# What's the correct reasoning behind solving the vanishing/exploding gradient problem in deep neural networks.?

I have read several blog posts where the solution to solve the vanishing/exploding gradient problem in a deep neural network is suggested to be using Relu activation function instead of tanH & sigmoid.

But, I have encountered an explanation by Prof. Andrew NG lecture that explains that a partial solution to the vanishing gradient problem is a better or more careful choice of the random initialization of weights in your neural network.

i.e the solution is:

To set the variance of Wi to be equal to 1/n, where n is the number of input features that are going into a neuron. Along with the assumption that the input features of activations are roughly mean 0 and standard variance 1. So, what it's doing is that it's trying to set each of the weight matrices w so that it's not too much bigger than 1 and not too much less than 1, therefore, it doesn't explode or vanish too quickly.
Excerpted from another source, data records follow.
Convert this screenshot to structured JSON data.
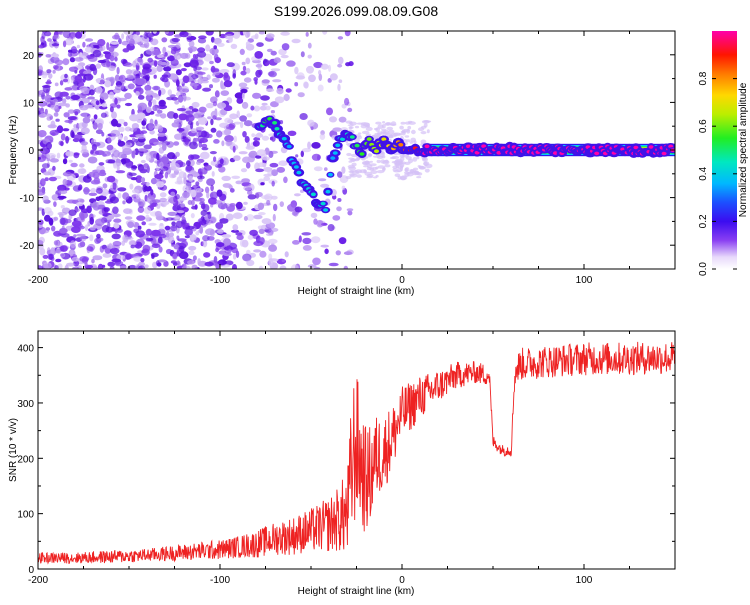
{
  "title": "S199.2026.099.08.09.G08",
  "colors": {
    "spectral_points": "#7b2cf0",
    "snr_line": "#ee2222",
    "axis": "#000000"
  },
  "chart_data": [
    {
      "type": "heatmap",
      "xlabel": "Height of straight line (km)",
      "ylabel": "Frequency (Hz)",
      "xlim": [
        -200,
        150
      ],
      "ylim": [
        -25,
        25
      ],
      "x_ticks": [
        "-200",
        "-100",
        "0",
        "100"
      ],
      "x_tick_values": [
        -200,
        -100,
        0,
        100
      ],
      "y_ticks": [
        "-20",
        "-10",
        "0",
        "10",
        "20"
      ],
      "y_tick_values": [
        -20,
        -10,
        0,
        10,
        20
      ],
      "colorbar": {
        "label": "Normalized spectral amplitude",
        "range": [
          0,
          1
        ],
        "ticks": [
          "0.0",
          "0.2",
          "0.4",
          "0.6",
          "0.8"
        ],
        "tick_values": [
          0,
          0.2,
          0.4,
          0.6,
          0.8
        ]
      },
      "ridge": {
        "x": [
          -78,
          -74,
          -70,
          -66,
          -62,
          -58,
          -54,
          -50,
          -46,
          -42,
          -38,
          -34,
          -30,
          -26,
          -22,
          -18,
          -14,
          -10,
          -6,
          -2,
          2,
          6,
          10,
          15,
          150
        ],
        "y": [
          5.5,
          6.5,
          5.5,
          3,
          0,
          -4,
          -7.5,
          -9,
          -11,
          -12,
          -2,
          2,
          3,
          1.5,
          -0.5,
          1.5,
          0.5,
          2,
          0.5,
          1,
          0,
          0.5,
          0,
          0,
          0
        ],
        "amplitude": [
          0.35,
          0.45,
          0.4,
          0.3,
          0.25,
          0.28,
          0.3,
          0.32,
          0.35,
          0.3,
          0.25,
          0.3,
          0.35,
          0.4,
          0.45,
          0.5,
          0.55,
          0.6,
          0.65,
          0.7,
          0.75,
          0.8,
          0.85,
          0.95,
          1.0
        ]
      }
    },
    {
      "type": "line",
      "xlabel": "Height of straight line (km)",
      "ylabel": "SNR (10 * v/v)",
      "xlim": [
        -200,
        150
      ],
      "ylim": [
        0,
        430
      ],
      "x_ticks": [
        "-200",
        "-100",
        "0",
        "100"
      ],
      "x_tick_values": [
        -200,
        -100,
        0,
        100
      ],
      "y_ticks": [
        "0",
        "100",
        "200",
        "300",
        "400"
      ],
      "y_tick_values": [
        0,
        100,
        200,
        300,
        400
      ],
      "series": [
        {
          "name": "SNR",
          "x": [
            -200,
            -180,
            -160,
            -140,
            -120,
            -100,
            -90,
            -80,
            -70,
            -60,
            -50,
            -40,
            -35,
            -30,
            -27,
            -25,
            -22,
            -20,
            -17,
            -15,
            -10,
            -5,
            0,
            10,
            20,
            30,
            40,
            48,
            50,
            55,
            60,
            62,
            65,
            80,
            100,
            120,
            150
          ],
          "values": [
            20,
            20,
            22,
            25,
            30,
            35,
            40,
            45,
            55,
            60,
            70,
            80,
            90,
            100,
            200,
            230,
            180,
            160,
            170,
            200,
            210,
            240,
            280,
            310,
            330,
            350,
            355,
            350,
            230,
            215,
            215,
            355,
            370,
            375,
            380,
            380,
            382
          ],
          "noise": [
            10,
            10,
            12,
            12,
            15,
            18,
            20,
            25,
            30,
            35,
            40,
            50,
            60,
            80,
            150,
            130,
            110,
            100,
            90,
            80,
            70,
            60,
            50,
            40,
            30,
            25,
            20,
            20,
            12,
            10,
            12,
            25,
            30,
            30,
            30,
            30,
            30
          ]
        }
      ]
    }
  ]
}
• So, if you are using a ReLu activation function then setting the variance of Wi to be equal to sqrt(2/n) works better**.
• and if you are using a TanH activation function then setting the variance of Wi to be equal to sqrt(2/n) works better.
• or in some cases, it's being suggested to use Xavier initialization
• Also, if we need we can tune of variance parameter as another hyperparameter by multiplying into the above formula and tune that multiplier as part of your hyperparameter search.
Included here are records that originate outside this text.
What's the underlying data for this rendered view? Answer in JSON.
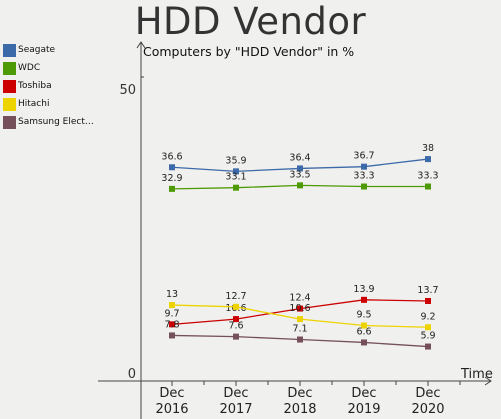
{
  "title": "HDD Vendor",
  "chart_data": {
    "type": "line",
    "subtitle": "Computers by \"HDD Vendor\" in %",
    "xlabel": "Time",
    "ylabel": "",
    "categories": [
      "Dec\n2016",
      "Dec\n2017",
      "Dec\n2018",
      "Dec\n2019",
      "Dec\n2020"
    ],
    "ylim": [
      0,
      60
    ],
    "yticks": [
      0,
      50
    ],
    "grid": false,
    "legend_position": "left",
    "series": [
      {
        "name": "Seagate",
        "color": "#3c6aa8",
        "values": [
          36.6,
          35.9,
          36.4,
          36.7,
          38
        ]
      },
      {
        "name": "WDC",
        "color": "#4e9a06",
        "values": [
          32.9,
          33.1,
          33.5,
          33.3,
          33.3
        ]
      },
      {
        "name": "Toshiba",
        "color": "#cc0000",
        "values": [
          9.7,
          10.6,
          12.4,
          13.9,
          13.7
        ]
      },
      {
        "name": "Hitachi",
        "color": "#edd400",
        "values": [
          13,
          12.7,
          10.6,
          9.5,
          9.2
        ]
      },
      {
        "name": "Samsung Elect…",
        "color": "#75505b",
        "values": [
          7.8,
          7.6,
          7.1,
          6.6,
          5.9
        ]
      }
    ],
    "data_labels": [
      [
        "36.6",
        "35.9",
        "36.4",
        "36.7",
        "38"
      ],
      [
        "32.9",
        "33.1",
        "33.5",
        "33.3",
        "33.3"
      ],
      [
        "9.7",
        "10.6",
        "12.4",
        "13.9",
        "13.7"
      ],
      [
        "13",
        "12.7",
        "10.6",
        "9.5",
        "9.2"
      ],
      [
        "7.8",
        "7.6",
        "7.1",
        "6.6",
        "5.9"
      ]
    ]
  }
}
Therefore, choosing a reasonable scaling for how to initialize the weights helps weights not to explode too quickly and not decay to zero too quickly, which in turn could help in training a reasonably deep network without the weights or the gradients exploding or vanishing too much and not simply using ReLu!. Please correct me if my understanding is wrong or incomplete!
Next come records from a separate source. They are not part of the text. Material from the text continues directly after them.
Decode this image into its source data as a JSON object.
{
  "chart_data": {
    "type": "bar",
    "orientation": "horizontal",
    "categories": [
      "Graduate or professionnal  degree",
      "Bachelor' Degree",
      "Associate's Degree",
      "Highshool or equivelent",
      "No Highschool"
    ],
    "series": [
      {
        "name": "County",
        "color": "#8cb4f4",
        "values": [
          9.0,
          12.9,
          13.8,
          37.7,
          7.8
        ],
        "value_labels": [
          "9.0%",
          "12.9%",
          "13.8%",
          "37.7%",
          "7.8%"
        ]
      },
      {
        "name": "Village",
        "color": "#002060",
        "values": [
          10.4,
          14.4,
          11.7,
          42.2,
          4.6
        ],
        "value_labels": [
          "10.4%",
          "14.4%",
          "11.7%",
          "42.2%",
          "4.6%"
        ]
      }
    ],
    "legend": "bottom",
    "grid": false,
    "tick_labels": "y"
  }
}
I think the two aspects you mention are two faces of the same medal: if your weights are too high or low, the activation of a layer ends up being too high or low. If you use $$tanh(z)$$ or $$sigmoid(z)$$ as activation functions, you'll end up with values that will have a derivative almost to zero, and the gradient will vanish as it is back-propagated into the network. By using $$relu(z)$$, instead, you use a linear function for $$z>0$$ and therefore the derivative is constant as the activation grows. This helps the gradient which does not approach zero while it is back-propagated.
This works in every case: both if you use weights that are too high or too small. Tanh and sigmoid are similar in the sense that they are basically linear near $$z=0$$, but almost flat when $$|z|>>0$$, ReLU solves the problem in the latter case, because it becomes linear for any $$z>0$$.
On the other hand, another strategy is to prevent $$z$$ from being too large or too small, and therefore you attempt to keep it near the origin ($$z=0$$). In this way, both tanh and sigmoid are linear, as ReLU would have been for any $$z>0$$.